ENI dominates the oilfields in GNA-held northwestern Libya. But many of the oil reserves and refineries in the “oil crescent” region are held by Total and LNA militias in the Cyrenaica region around Benghazi, the center of the NATO-backed revolt against Gaddafi, and in the Fezzan. This region in southern Libya borders two former French colonies, Niger and Tchad, that Paris exerts control over as part of its so-called war on terror in Mali and the Sahel.
Conflicts between the NATO imperialist powers are increasingly evident. Commenting on French support for Haftar, Tarek Megerisi of the European Council on Foreign Relations told the Financial Times: “France has different interests to Germany and Italy in Libya, and it has moved to protect these interests. It has security interests in the Sahel and a wider security partnership that it is building with the United Arab Emirates—and in which Egypt is a big part.”
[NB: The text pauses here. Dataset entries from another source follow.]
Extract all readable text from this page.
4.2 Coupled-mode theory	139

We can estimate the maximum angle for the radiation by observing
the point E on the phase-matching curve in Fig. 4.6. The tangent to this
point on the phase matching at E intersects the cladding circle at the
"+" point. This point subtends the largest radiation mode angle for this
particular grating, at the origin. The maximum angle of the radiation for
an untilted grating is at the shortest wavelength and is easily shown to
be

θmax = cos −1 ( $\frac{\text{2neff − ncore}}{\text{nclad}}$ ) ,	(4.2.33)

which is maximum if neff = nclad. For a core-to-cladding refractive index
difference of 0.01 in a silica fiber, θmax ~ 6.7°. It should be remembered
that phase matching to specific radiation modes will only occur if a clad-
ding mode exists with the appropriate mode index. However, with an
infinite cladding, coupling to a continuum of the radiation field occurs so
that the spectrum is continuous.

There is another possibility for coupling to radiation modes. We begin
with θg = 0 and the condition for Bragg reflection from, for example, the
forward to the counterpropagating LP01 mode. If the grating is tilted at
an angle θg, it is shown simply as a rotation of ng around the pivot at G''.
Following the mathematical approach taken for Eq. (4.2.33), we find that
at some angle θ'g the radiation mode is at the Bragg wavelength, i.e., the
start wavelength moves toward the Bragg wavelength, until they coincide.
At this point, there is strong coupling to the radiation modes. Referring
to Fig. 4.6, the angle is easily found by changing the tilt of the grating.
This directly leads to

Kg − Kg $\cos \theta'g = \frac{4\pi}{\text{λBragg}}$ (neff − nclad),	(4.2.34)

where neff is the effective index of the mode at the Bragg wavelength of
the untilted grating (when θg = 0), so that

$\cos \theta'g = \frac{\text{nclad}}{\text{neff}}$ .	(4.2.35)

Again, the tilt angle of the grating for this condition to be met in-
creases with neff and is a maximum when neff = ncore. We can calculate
Dorothée Schmid of the French Institute on International Relations (IFRI) said there is “strategic panic” in Paris at Haftar’s recently suffered reverses. She pointed to growing chaos and uncertainty in NATO: “France is rather isolated in this affair, and everyone is waiting for the American elections.”
The only way to avert a further escalation is a mobilization of the working class in Africa and the Middle East, resuming the struggles launched a decade ago, and the unification of these struggles with growing strikes and protests in America and Europe in a socialist anti-war movement. Absent a revolutionary intervention of the working class, the ruling elites are all sliding towards war.
Naval tensions continue to grow in the Mediterranean. France withdrew from NATO operations in the Mediterranean on July 1, protesting that a Turkish warship allegedly threatened to fire on a French frigate as it tried to inspect a merchant ship bound for Libya. Egypt has for its part reportedly acquired a Russian “Bastion” coastal defense battery amid reports that Turkey intends to set up a naval base in the Libyan city of Misrata.